Iran, however, has slowed down the pace at which it produces uranium enriched up to 60 percent, close to bomb-grade, according to the International Atomic Energy Agency (IAEA).
The IAEA has been struggling for over two years to monitor Iran's nuclear programme, which Tehran has stepped up since the 2015 international nuclear deal began to unravel.
The two confidential reports seen by AFP come days before the IAEA board of governors is due to meet to review Iran's progress in addressing the watchdog's concerns.
The agency noted that "no further progress" has been made in reinstalling some monitoring equipment set up under the 2015 deal, but which was later removed by Iran.
In March, Tehran vowed to reactivate surveillance devices.
The IAEA also deplored that it has had no access to any of the data recorded by its surveillance cameras since February 2021.
"Since June 2022, the only recorded data that exists is that collected by cameras installed at workshops in Esfahan in May 2023," it said, adding that it is "indispensable" that Iran provides access to "all existing recorded data".
'Work In Earnest'
On Tehran's lack of progress in explaining nuclear material found at undeclared sites, Turquzabad and Varamin, the IAEA said it "requests Iran to work with the agency in earnest and in a sustained way towards the fulfilment of the commitments".
The thorny issue has long exacerbated relations between the two parties.
In a separate report, the IAEA said Iran's total stockpile of enriched uranium was lower than in May, due to technical reasons, but still more than 18 times the limit set in the 2015 accord.
Iran's total enriched uranium stockpile was estimated at 3,795.5 kilogrammes (8,367.7 pounds) as of August 19, down by 949 kilogrammes from May.
The limit in the 2015 deal was set at 202.8 kilogrammes.

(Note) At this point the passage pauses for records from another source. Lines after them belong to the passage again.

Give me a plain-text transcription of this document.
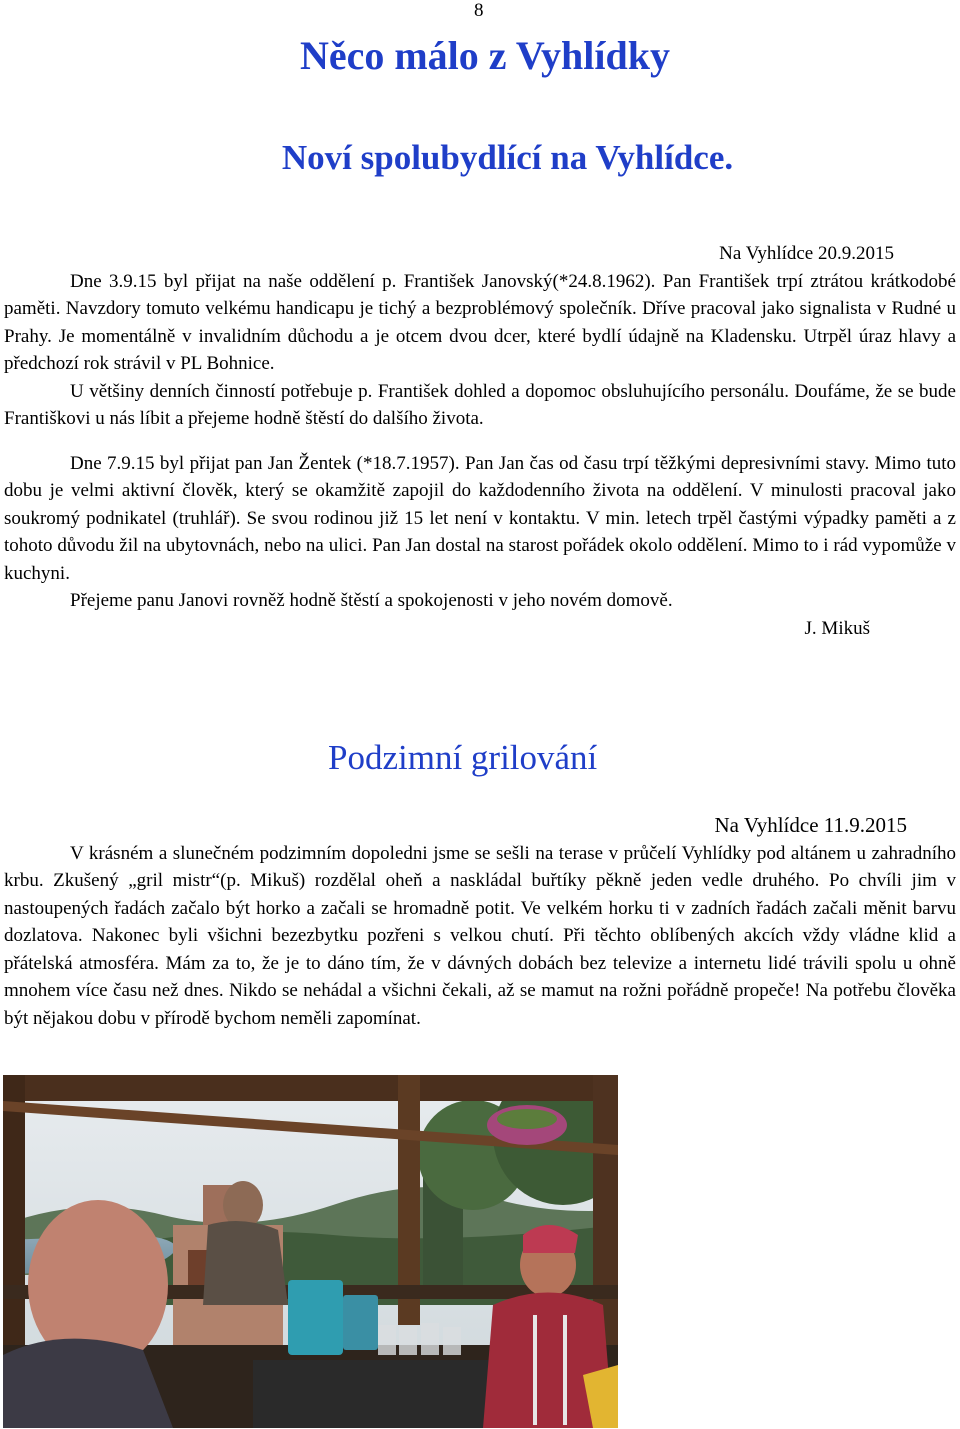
8
Něco málo z Vyhlídky
Noví spolubydlící na Vyhlídce.
Na Vyhlídce 20.9.2015

Dne 3.9.15 byl přijat na naše oddělení p. František Janovský(*24.8.1962). Pan František trpí ztrátou krátkodobé paměti. Navzdory tomuto velkému handicapu je tichý a bezproblémový společník. Dříve pracoval jako signalista v Rudné u Prahy. Je momentálně v invalidním důchodu a je otcem dvou dcer, které bydlí údajně na Kladensku. Utrpěl úraz hlavy a předchozí rok strávil v PL Bohnice.

U většiny denních činností potřebuje p. František dohled a dopomoc obsluhujícího personálu. Doufáme, že se bude Františkovi u nás líbit a přejeme hodně štěstí do dalšího života.

Dne 7.9.15 byl přijat pan Jan Žentek (*18.7.1957). Pan Jan čas od času trpí těžkými depresivními stavy. Mimo tuto dobu je velmi aktivní člověk, který se okamžitě zapojil do každodenního života na oddělení. V minulosti pracoval jako soukromý podnikatel (truhlář). Se svou rodinou již 15 let není v kontaktu. V min. letech trpěl častými výpadky paměti a z tohoto důvodu žil na ubytovnách, nebo na ulici. Pan Jan dostal na starost pořádek okolo oddělení. Mimo to i rád vypomůže v kuchyni.

Přejeme panu Janovi rovněž hodně štěstí a spokojenosti v jeho novém domově.

J. Mikuš
Podzimní grilování
Na Vyhlídce 11.9.2015

V krásném a slunečném podzimním dopoledni jsme se sešli na terase v průčelí Vyhlídky pod altánem u zahradního krbu. Zkušený „gril mistr“(p. Mikuš) rozdělal oheň a naskládal buřtíky pěkně jeden vedle druhého. Po chvíli jim v nastoupených řadách začalo být horko a začali se hromadně potit. Ve velkém horku ti v zadních řadách začali měnit barvu dozlatova. Nakonec byli všichni bezezbytku pozřeni s velkou chutí. Při těchto oblíbených akcích vždy vládne klid a přátelská atmosféra. Mám za to, že je to dáno tím, že v dávných dobách bez televize a internetu lidé trávili spolu u ohně mnohem více času než dnes. Nikdo se nehádal a všichni čekali, až se mamut na rožni pořádně propeče! Na potřebu člověka být nějakou dobu v přírodě bychom neměli zapomínat.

The stockpile of uranium enriched to up to 60 percent stands now at 121.6 kilos, up from 114.1 kilos in May.
Enrichment levels of around 90 percent are required for use in a nuclear weapon.

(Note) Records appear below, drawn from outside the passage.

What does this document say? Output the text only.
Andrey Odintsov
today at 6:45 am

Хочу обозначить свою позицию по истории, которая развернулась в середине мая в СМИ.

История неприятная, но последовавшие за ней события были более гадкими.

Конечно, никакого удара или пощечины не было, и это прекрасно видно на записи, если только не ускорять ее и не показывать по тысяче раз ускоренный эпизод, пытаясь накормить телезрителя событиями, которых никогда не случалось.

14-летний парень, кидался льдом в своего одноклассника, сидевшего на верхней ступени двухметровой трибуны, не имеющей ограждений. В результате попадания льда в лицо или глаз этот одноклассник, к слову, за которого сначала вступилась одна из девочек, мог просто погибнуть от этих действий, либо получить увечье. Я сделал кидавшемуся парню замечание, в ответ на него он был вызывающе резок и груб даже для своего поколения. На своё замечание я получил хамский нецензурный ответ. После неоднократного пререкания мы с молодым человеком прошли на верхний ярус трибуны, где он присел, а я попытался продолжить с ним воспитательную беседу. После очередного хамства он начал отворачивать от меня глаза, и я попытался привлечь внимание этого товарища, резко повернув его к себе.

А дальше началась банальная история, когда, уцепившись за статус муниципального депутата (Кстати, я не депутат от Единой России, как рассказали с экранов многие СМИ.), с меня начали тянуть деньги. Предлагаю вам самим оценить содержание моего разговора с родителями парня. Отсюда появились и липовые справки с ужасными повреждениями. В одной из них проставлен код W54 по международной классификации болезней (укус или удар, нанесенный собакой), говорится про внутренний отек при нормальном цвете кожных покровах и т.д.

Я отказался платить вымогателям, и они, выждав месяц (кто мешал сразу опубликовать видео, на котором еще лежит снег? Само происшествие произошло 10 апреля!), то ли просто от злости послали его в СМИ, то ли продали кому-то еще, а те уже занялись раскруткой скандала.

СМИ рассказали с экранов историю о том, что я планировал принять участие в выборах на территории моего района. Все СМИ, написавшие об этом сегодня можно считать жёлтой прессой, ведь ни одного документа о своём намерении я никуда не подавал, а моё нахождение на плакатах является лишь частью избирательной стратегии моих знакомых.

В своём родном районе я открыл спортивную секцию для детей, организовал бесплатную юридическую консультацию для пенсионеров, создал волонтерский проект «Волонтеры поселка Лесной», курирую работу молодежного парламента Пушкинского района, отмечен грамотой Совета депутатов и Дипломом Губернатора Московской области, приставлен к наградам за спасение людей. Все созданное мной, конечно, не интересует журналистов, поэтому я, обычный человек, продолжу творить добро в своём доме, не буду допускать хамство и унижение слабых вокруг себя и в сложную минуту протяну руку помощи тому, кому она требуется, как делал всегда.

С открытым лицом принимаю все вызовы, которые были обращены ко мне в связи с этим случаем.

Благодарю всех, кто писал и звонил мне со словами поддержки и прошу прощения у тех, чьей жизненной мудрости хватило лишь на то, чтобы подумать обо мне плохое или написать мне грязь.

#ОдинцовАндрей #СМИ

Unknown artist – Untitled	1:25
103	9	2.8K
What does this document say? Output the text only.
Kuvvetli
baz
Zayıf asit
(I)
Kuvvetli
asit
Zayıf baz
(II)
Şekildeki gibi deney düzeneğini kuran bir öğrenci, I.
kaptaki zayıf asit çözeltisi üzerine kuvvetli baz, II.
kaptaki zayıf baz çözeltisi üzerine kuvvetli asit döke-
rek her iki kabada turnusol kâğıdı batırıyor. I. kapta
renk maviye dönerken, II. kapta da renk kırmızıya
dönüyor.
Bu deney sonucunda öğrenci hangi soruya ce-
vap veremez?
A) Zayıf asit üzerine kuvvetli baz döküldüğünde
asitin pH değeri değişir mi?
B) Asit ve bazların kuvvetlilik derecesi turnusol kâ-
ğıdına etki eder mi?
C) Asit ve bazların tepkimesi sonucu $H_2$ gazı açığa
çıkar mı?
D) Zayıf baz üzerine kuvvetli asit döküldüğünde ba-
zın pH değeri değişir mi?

The slowdown in growth of Iran's stockpile of near bomb-grade uranium might be due to a political or technical decision, said a senior diplomat, who spoke on condition of anonymity.
The production rate has slowed to about one third of what it was previously, the diplomat added.
Iran also has 535.8 kilos of uranium enriched up to 20 percent.
Willingness To Deescalate?
The 2015 deal, curbing Iran's nuclear programme in exchange for sanctions relief, started to unravel in 2018 when then US president Donald Trump unilaterally withdrew from it and reimposed sanctions.
Efforts to revive it have been fruitless so far with European-led talks on hold since 2022.
A second diplomat told AFP that discussions were ongoing on whether to censure Iran at the upcoming board meeting over the "deeply frustrating" lack of progress highlighted in the report.
"As it is often the case with Iran, it's one step forward, one step back," Ali Vaez, Iran project director at the International Crisis Group, told AFP.
"But it is not resolving the crisis. It's simply deferring it."
Kelsey Davenport of the Arms Control Association think-tank said Iran slowing the production of uranium enriched to 60 percent was "a positive step, but the significance is more political than technical".
"Iran could be signalling its willingness to de-escalate and stabilise the current crisis," she told AFP.
Tensions between Tehran and Washington eased last month with the announcement of an agreement for Iran to release five American prisoners in exchange for the return of $6 billion in Iranian funds frozen in South Korea.
But the delicate agreement does not include the possibility of a return to the nuclear deal in the run-up to the 2024 US presidential election.